Но если бы все эти люди, резавшие по живому понимали бы, что мудрость, по Конфуцию, являет собой итог не размышлений, а жизни, то вели бы себя, наверное по другому.
— Мудрый, — говорил Конфуций, — не отличается от других в том, что он говорит, действует и мыслит. А в том, что мудрый не говорит, не действует и не мыслит, он отличается от других людей…
Великие достижения человеческого духа, а равно гений целого народа вообще невозможно уложить в определенную последовательность рутинных, обыденных фактов, из которых мы привычно составляем историю.
В них всегда присутствует что-то непостижимое и даже невероятное, некая непрозрачная для критической мысли.
Какая-то интуитивно ощущаемая глубина жизненного опыта, по необходимости облекающаяся покровом иносказаний и недоговоренностей, аллегорий и туманных аллюзий.
Эта истина не просто конкретна, она всегда является неожиданно, как бы по случаю просто потому, что она сопровождает некой виртуальной тенью весь явленный ход истории.
Иногда ученики задавали Конфуцию весьма, как им казалось, непростые вопросы, но застать Учителя врасплох никто из них так и не сумел.
Конечно, они и не ставили перед собой такой цели, и эти неожиданные вопрсоы являлись показателем их личностного роста после общениия с Конфуцием,
Так, Цзы-гун однажды спросил:
— Можно ли всю жизнь руководствоваться одним словом?
— Да, можно, — ответил Учитель. — Это слово — взаимность. Не делай другим того, чего не желаешь себе. Из тех людей, с кем я общался, если я и хвалил кого, то только испытав на деле. Так поступал народ Трех династий, поэтому все Три династии шли праведным Дао-Путем…

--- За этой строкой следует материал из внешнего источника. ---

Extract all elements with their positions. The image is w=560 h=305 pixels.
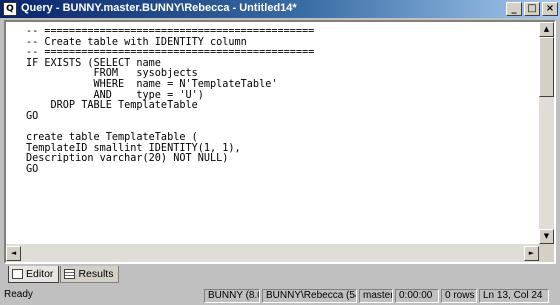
- scrollbar-corner: [539, 244, 554, 262]
- editor-tab-icon: [12, 269, 23, 279]
- results-grid-icon: [64, 269, 76, 279]
- tab-results-label: Results: [78, 268, 114, 280]
- status-server: BUNNY (8.0): [204, 289, 260, 303]
- code-line: -- =====================================…: [26, 26, 315, 37]
- tab-editor[interactable]: Editor: [8, 266, 60, 283]
- pane-tabs: Editor Results: [8, 266, 120, 283]
- status-bar: Ready BUNNY (8.0) BUNNY\Rebecca (54) mas…: [0, 287, 560, 305]
- status-elapsed: 0:00:00: [395, 289, 439, 303]
- title-bar[interactable]: Q Query - BUNNY.master.BUNNY\Rebecca - U…: [0, 0, 560, 18]
- code-line: GO: [26, 163, 39, 175]
- code-line: create table TemplateTable (: [26, 131, 198, 143]
- code-line: DROP TABLE TemplateTable: [26, 100, 198, 112]
- status-database: master: [359, 289, 393, 303]
- code-line: Description varchar(20) NOT NULL): [26, 153, 229, 165]
- scroll-down-button[interactable]: ▼: [539, 229, 554, 244]
- status-user: BUNNY\Rebecca (54): [262, 289, 357, 303]
- scroll-right-button[interactable]: ►: [524, 246, 539, 261]
- sql-code[interactable]: -- =====================================…: [26, 26, 315, 175]
- window-controls: _ □ ×: [506, 2, 558, 16]
- status-rows: 0 rows: [441, 289, 477, 303]
- query-document-icon[interactable]: Q: [3, 2, 17, 16]
- maximize-button[interactable]: □: [524, 2, 540, 16]
- scroll-up-button[interactable]: ▲: [539, 22, 554, 37]
- vertical-scroll-thumb[interactable]: [539, 37, 554, 97]
- sql-editor[interactable]: -- =====================================…: [6, 22, 539, 244]
- horizontal-scrollbar[interactable]: ◄ ►: [6, 244, 539, 262]
- close-button[interactable]: ×: [542, 2, 558, 16]
- minimize-button[interactable]: _: [506, 2, 522, 16]
- editor-frame: -- =====================================…: [4, 20, 556, 264]
- scroll-left-button[interactable]: ◄: [6, 246, 21, 261]
- window-title: Query - BUNNY.master.BUNNY\Rebecca - Unt…: [21, 2, 297, 14]
- status-ready: Ready: [4, 289, 33, 300]
- code-line: GO: [26, 110, 39, 122]
- tab-results[interactable]: Results: [60, 266, 120, 283]
- status-cursor-position: Ln 13, Col 24: [479, 289, 549, 303]
- code-line: WHERE name = N'TemplateTable': [26, 78, 278, 90]
- vertical-scrollbar[interactable]: ▲ ▼: [539, 22, 554, 244]
- tab-editor-label: Editor: [26, 268, 54, 280]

— Почему крупному сановнику из государства Вэй Юю, — последовал новый вопрос, — дали посмертное имя Вэнь (Просвещенный)?
— Потому, что он был мудр, любил учиться и не стыдился обращаться за советами к нижестоящим. Он обладал четырьмя качествами благородного мужа: ведет себя с достоинством, служа старшим, проявляет почтение, заботится о народе, использует народ на общественных работах должным образом. Он умел завязывать дружбу с людьми, и чем дольше он дружил, тем большим уважением проникались к нему люди. И еще потому, что благородный муж помогает нуждающимся, но не обогащает богатых.
— А что вы можете сказать о первом советнике царства Цинь?
— Только то, что можно сказать о государственном муже, который первым последовательно проводил на практике единение через разномыслие в делах управления государством. Если благородный муж, многому учась из книг, ограничивает себя правилами этикета, он в состоянии не изменять принципам. Надо всегда помнить: если я поступаю неправильно, небо отвергнет меня!
— Первый советник Цзы Вэнь, — спросил Цзы Чжан, — трижды назначался на этот высокий пост, но не выказывал радости; трижды его лишали этого высокого поста, но он не выказывал недовольства. Всякий раз он неизменно посвящал нового первого советника, сменявшего его, во все государственные дела, связанные с управлением. Что Вы скажете о нем?
— Только то, что он предан государству.
Тогда Цзы Чжан спросил:
— Можно ли его считать обладающим человеколюбием?
Учитель ответил:
— Не знаю, можно ли это считать человеколюбием. —
— Сановник из Лу, — продолжал ученик, — отличавшийся осмотрительностью Цзи Вэнь-цзы обдумывал каждое дело три раза, а потом уже действовал.
— Достаточно обдумывать два раза, — ответил учитель. — Главное — править в соответствии с моральным кодексом. И разве можно управлять народом, будучи нетребовательным к себе и нетребовательным к поступкам других? Разве нетребовательность к себе и нетребовательность к поступкам других не являют чрезмерную нетребовательность?
— Чего надо стыдиться больше всего? — спросил другой ученик.
— Прекраснодушных речей, притворных манер, чрезмерной угодливости, и когда люди, затаив обиду, набиваются в друзья.
— Много ли надо настоящему человеку для счастья? — спросил Линь Гун.
— Немного пищи и воды, скромное жилище. Что же касается настоящего человека, то он никогда не ходит по окольной дорожке и не использует хорошие отношения с управляющим в корыстных целях. Есть простую пищу, пить воду, спать, подложив руку под голову, — в этом тоже есть удовольствие. Богатство и знатность, полученные нечестно, для меня подобны облакам, плывущим по небу. Да и кто может выдти из комнаты, минуя дверь? И мне не понятно, почему же никто не идет по моему Пути? Такой принцип, как «золотая середина», представляет собой наивысший принцип…
— Но ведь наша жизнь… — вырвалось вдруг у Цзы Чжана против его воли. — Извините, Учитель, — тут же смущенно произнес он.